In green tea, you’ll find:
- 6 mg of Vitamin C
- 3 mg of calcium
- 2 mg of magnesium
- Small amounts of iron; Vitamins B2, B3, and B6; folic acid, panthothenic acid, copper, and manganese
How does this compare to black tea? By comparison, black tea contains basically no vitamins and minerals. Again, this is because of the fermentation process of black tea, which destroys many of its nutrients.
What about caffeine? Many people believe that green tea is caffeine-free, but actually this isn’t true. Both green tea and black tea contain caffeine, but green tea contains very little caffeine. Here’s a closer look:
- Black tea contains 40 mg of caffeine
- Oolong, a mild black tea, contains 30 mg of caffeine
- Green tea contains 20 mg of caffeine
- White tea contains 15 mg of caffeine
- Decaffeinated tea still contains 2 mg of caffeine
- Herbal teas contain no caffeine
By comparison, a scant 5 ounces of coffee contains 80 mg of caffeine. A 12 ounce can of soda contains 45 mg of caffeine (Source: StashTea.com).

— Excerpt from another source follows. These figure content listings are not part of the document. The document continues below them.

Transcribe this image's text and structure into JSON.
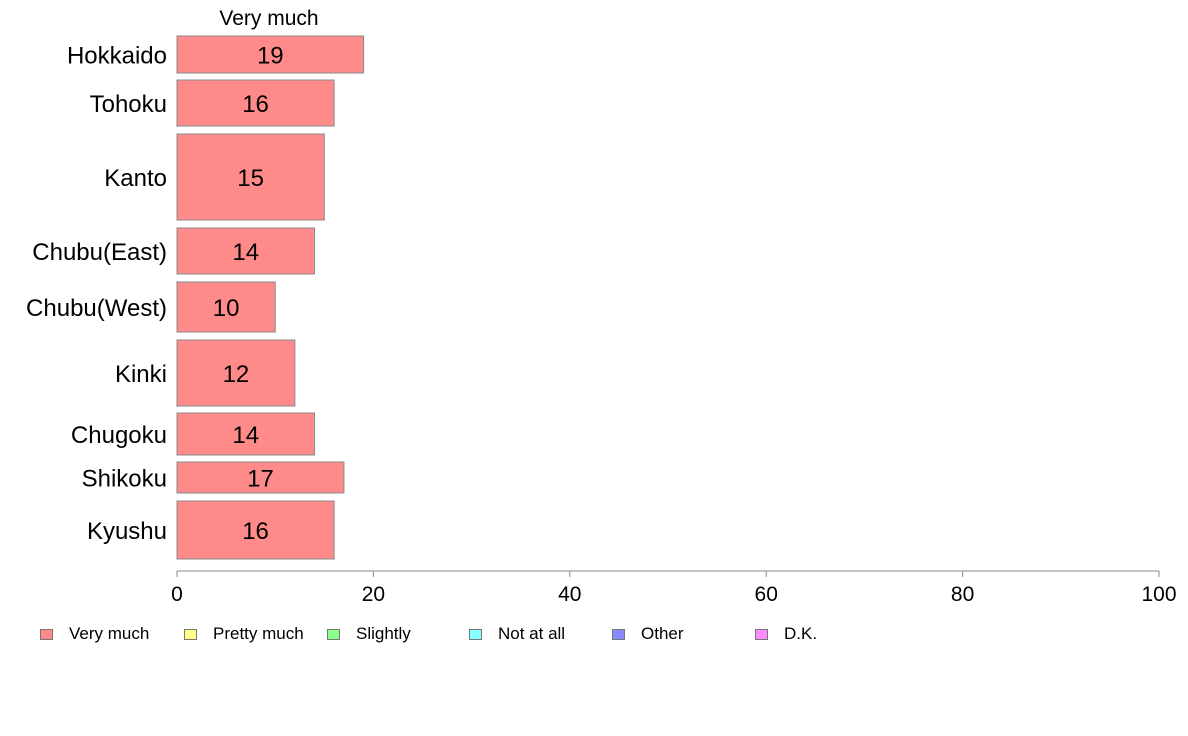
{
  "chart_data": {
    "type": "bar",
    "orientation": "horizontal",
    "stacked": true,
    "categories": [
      "Hokkaido",
      "Tohoku",
      "Kanto",
      "Chubu(East)",
      "Chubu(West)",
      "Kinki",
      "Chugoku",
      "Shikoku",
      "Kyushu"
    ],
    "series": [
      {
        "name": "Very much",
        "values": [
          19,
          16,
          15,
          14,
          10,
          12,
          14,
          17,
          16
        ],
        "color": "#ff8a8a"
      }
    ],
    "column_header": "Very much",
    "xlim": [
      0,
      100
    ],
    "xticks": [
      "0",
      "20",
      "40",
      "60",
      "80",
      "100"
    ],
    "xlabel": "",
    "ylabel": "",
    "grid": false,
    "legend_position": "bottom",
    "legend": [
      {
        "label": "Very much",
        "color": "#ff8a8a"
      },
      {
        "label": "Pretty much",
        "color": "#ffff8a"
      },
      {
        "label": "Slightly",
        "color": "#8aff8a"
      },
      {
        "label": "Not at all",
        "color": "#8affff"
      },
      {
        "label": "Other",
        "color": "#8a8aff"
      },
      {
        "label": "D.K.",
        "color": "#ff8aff"
      }
    ]
  }
}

The Verdict: Green or Black?
Without a doubt, green tea is better for you than black tea, but that’s not to say in any way that black tea is bad for you. Just like green tea studies, black tea studies have shown that what the British call “normal tea” has its own array of benefits, particularly for preventing heart disease and strokes. Green tea, however, has more vitamins and minerals, and its list of benefits seem to go on forever.
It might also be interesting to further explore white tea. Although not as well-known as green tea, white tea is also not as processed, thus leaving its antioxidant properties in tact. It has even less caffeine than green tea, and just like green tea it shows great promise in fighting cancer, lowering blood pressure, and lowering cholesterol.

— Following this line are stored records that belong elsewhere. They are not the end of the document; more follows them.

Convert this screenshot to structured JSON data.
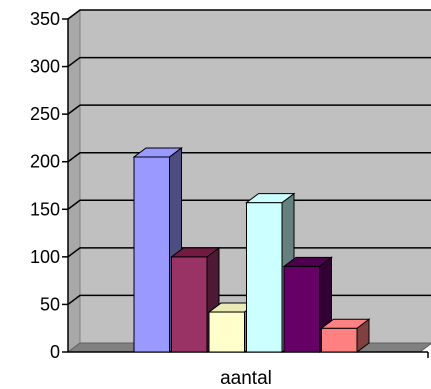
{
  "chart_data": {
    "type": "bar",
    "style": "3d-clustered-column",
    "categories": [
      "aantal"
    ],
    "series": [
      {
        "values": [
          205
        ],
        "color": "#9999FF",
        "side_color": "#4D4D80",
        "top_color": "#9999FF"
      },
      {
        "values": [
          100
        ],
        "color": "#993366",
        "side_color": "#4D1A33",
        "top_color": "#731A40"
      },
      {
        "values": [
          42
        ],
        "color": "#FFFFCC",
        "side_color": "#80806A",
        "top_color": "#EAEAB8"
      },
      {
        "values": [
          157
        ],
        "color": "#CCFFFF",
        "side_color": "#668080",
        "top_color": "#CCFFFF"
      },
      {
        "values": [
          90
        ],
        "color": "#660066",
        "side_color": "#330033",
        "top_color": "#4D004D"
      },
      {
        "values": [
          25
        ],
        "color": "#FF8080",
        "side_color": "#804040",
        "top_color": "#FF8080"
      }
    ],
    "y_ticks": [
      "0",
      "50",
      "100",
      "150",
      "200",
      "250",
      "300",
      "350"
    ],
    "ylim": [
      0,
      350
    ],
    "grid": true,
    "legend": "none",
    "xlabel": "",
    "ylabel": "",
    "colors": {
      "wall": "#C0C0C0",
      "floor": "#808080",
      "gridline": "#000000"
    }
  }
}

When you go to the store to pick out your tea, you can choose almost any tea on the shelf with some assurance that what you drink will be good for you. By the way, this doesn’t include ready-to-drink bottled beverages, which are usually packed with sugars, preservatives, and other unnatural ingredients that counteract the health benefits you would otherwise get. Instead of being lured in by bottled drinks that contain green tea, just buy the green tea itself. You’ll be glad you did – and so will your body.